SUBSCRIBE

甲状腺健康jiazhuangxianjiankang

甲状腺肿的营养支持策略:碘、锰、维生素

时间:2021-04-12 16:46 阅读:258 来源:朴诺健康研究院

同义索引:碘缺乏性甲状腺功能减退症

  1. 简介

  2. 一览表 

  3. 症状

  4. 治疗 

  5. 饮食习惯的改变 

  6. 营养补充剂

  7. 参考文献


甲状腺肿是指甲状腺体积增大,常常可看到患者颈部前方明显肿大。


甲状腺体积增大的原因很多,包括碘缺乏,机体利用碘能力下降,或多种甲状腺机能紊乱,另外,还可能包括感染、肿瘤以及自身免疫性疾病。一些环境污染物,重金属毒物,以及某些药物也可以导致甲状腺肿[1,2,3]。碘缺乏和机体利用碘能力下降都会导致甲状腺无法产生甲状腺激素,而该激素是一种协助机体调节代谢率的激素。这种状况称为“甲状腺机能减退”,症状包括疲乏,体重增加,女性月经增多,皮肤毛发干燥,以及甲状腺肿大。


碘缺乏性甲状腺肿在土壤和食物中缺乏碘元素的地区比较常见。学龄前儿童,青春期少女,怀孕妇女和老人最容易患甲状腺肿和其它碘缺乏相关的疾病[4]。碘供应不足地区除了甲状腺肿的高发病率外,出生缺陷以及身心发育迟缓的发病率也高[5]。虽然在整个世界范围内,碘缺乏是甲状腺肿的头号病因,在发达国家却很少发生。正因如此,在发达国家中一旦发现甲状腺肿,必须由卫生保健人员进行评估,在治疗之前明确病因。


甲状腺肿的辅助疗法


分类营养补充剂草药
首选/
次选

锰 (如有缺乏,应给予补充)

维生素A

维生素E

锌 (如有缺乏,应给予补充)

/
首选 有可靠和相对一致的科研数据证明其对健康有显著改善。

次选 各有关科研结果相互矛盾、证据不充分或仅能初步表明其可改善健康状况或效果甚微。

其它 对草药来说,仅有传统用法可支持其应用,但尚无或仅有少量科学证据可证明其疗效。对营养补充剂来说,无科学证据支持和/或效果甚微。


甲状腺肿的症状


甲状腺肿的患者在颈前部有一明显的柔软肿物。



医药治疗


甲状腺激素替代疗法,如左旋甲状腺素(Synthroid, Levoxyl)和干甲状腺片(Armour Thyroid)是针对甲状腺肿患者的处方药。

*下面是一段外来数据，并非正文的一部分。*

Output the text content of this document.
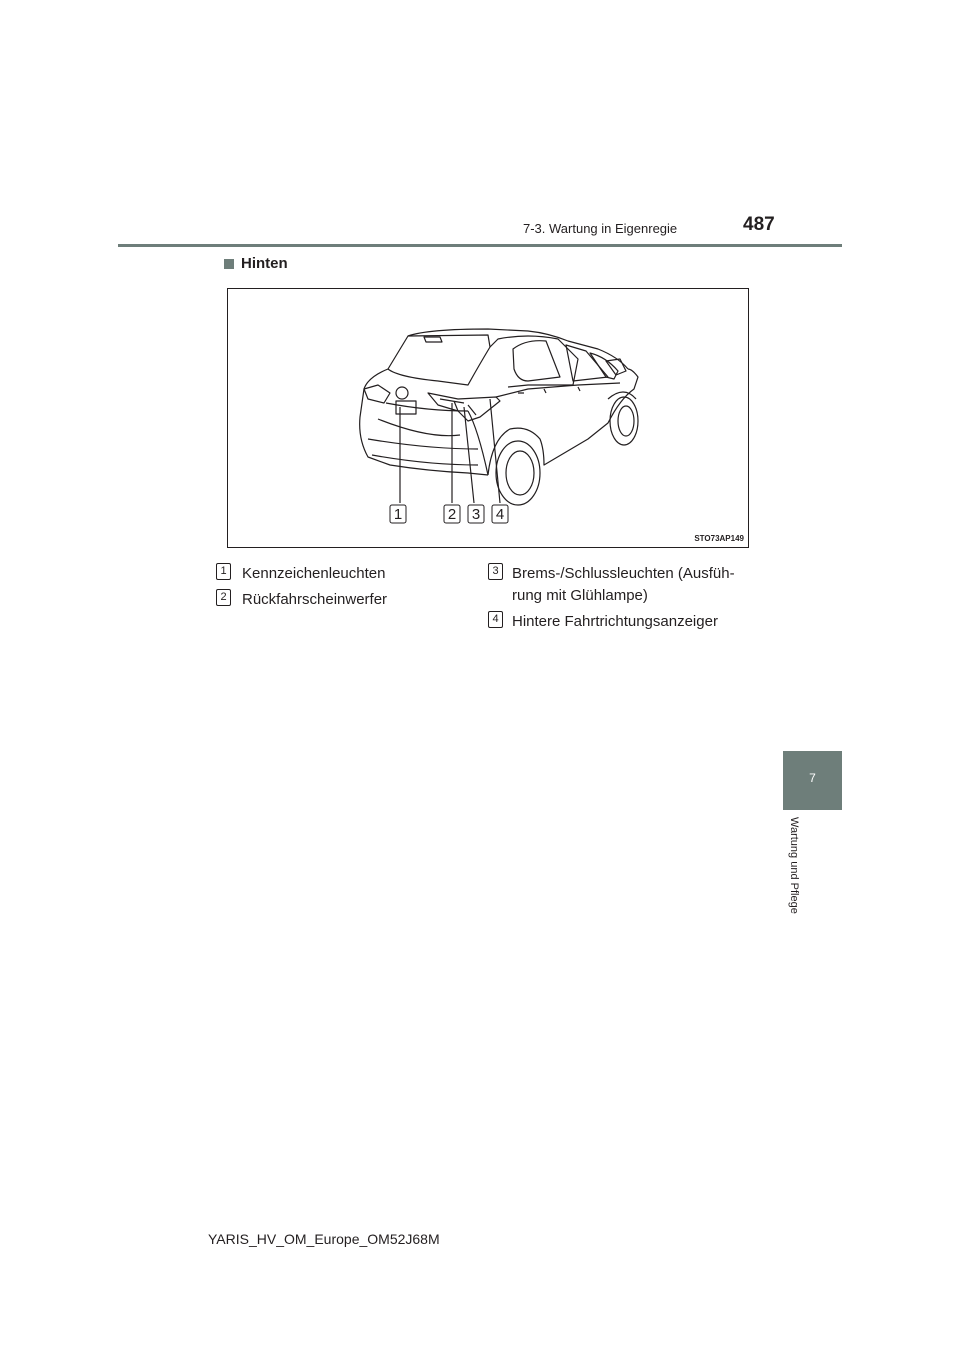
7-3. Wartung in Eigenregie	487
Hinten
1	2 3 4
STO73AP149
1 Kennzeichenleuchten
2 Rückfahrscheinwerfer
3 Brems-/Schlussleuchten (Ausfüh-
rung mit Glühlampe)
4 Hintere Fahrtrichtungsanzeiger
7
Wartung und Pflege
YARIS_HV_OM_Europe_OM52J68M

其它的疗法包括食盐加碘和避免致甲状腺肿的食物,这类食物包括卷心菜,芽甘蓝和大豆等等。当出于美观考虑,或肿大的甲状腺引起对呼吸和吞咽的压迫症状时,可以考虑手术摘除或放射性碘疗法。


可能有益的饮食习惯


在治疗碘缺乏性甲状腺功能减退症和预防甲状腺肿的问题上,饮食方面最重要的就是保证足够量碘的摄入。碘可以在海源性的天然食物中找到,例如鱼类和海产品,海藻和海菜;此外,水土中富含碘地区的动物和植物食品中也有比较丰富的碘[6.7]。在发达国家,自从1920年以来,商业性食用盐就被强制加碘以防止碘缺乏[8]。在每克加碘盐中大概含有100微克的碘。这种加碘盐可以直接使用,并加入到动物饲料和食品加工过程中,以便达到对于青少年和成人的150微克的“建议饮食摄取量”(Recommended Dietary Allowance,RDA),以及对于孕期和哺乳期妇女的200微克的“建议饮食摄取量”[9]。加碘盐的效果被证明是如此的好,以至于它被推荐为全球消除碘缺乏的干预措施[10,11]。碘化油,每年一次的注射或口服,也被有效的用于治疗碘缺乏性甲状腺肿[12,13]


尽管碘缺乏与甲状腺肿在今天的发达国家已经相当罕见,但新近的研究表明美国人每日的碘摄取量已经低于了“建议饮食摄取量”[14]。长时间的饮食中过度的碘摄入(每天1000-2000微克),尽管不如碘缺乏常见,也发生在进食大量海藻和其它海菜的人群中,也会导致甲状腺肿[15,16]


一些平时常见的食物已经被证实可以干扰甲状腺对碘的利用,降低甲状腺激素的产生,并导致甲状腺肿。这些食物,被称为致甲状腺肿原,包括芸苔科蔬菜,如花椰菜、卷心菜、羽衣甘蓝,此外还有芥菜[17]、黍[18]、大豆[19]、松果[20]和动物饲料中采用的谷物粗粉[21,22]。这些食物对于摄碘正常的人群,摄取适量还是很安全的[23]。但低碘摄取合并高的致甲状腺肿食物的摄取,则会增加甲状腺肿的发病率[24,25]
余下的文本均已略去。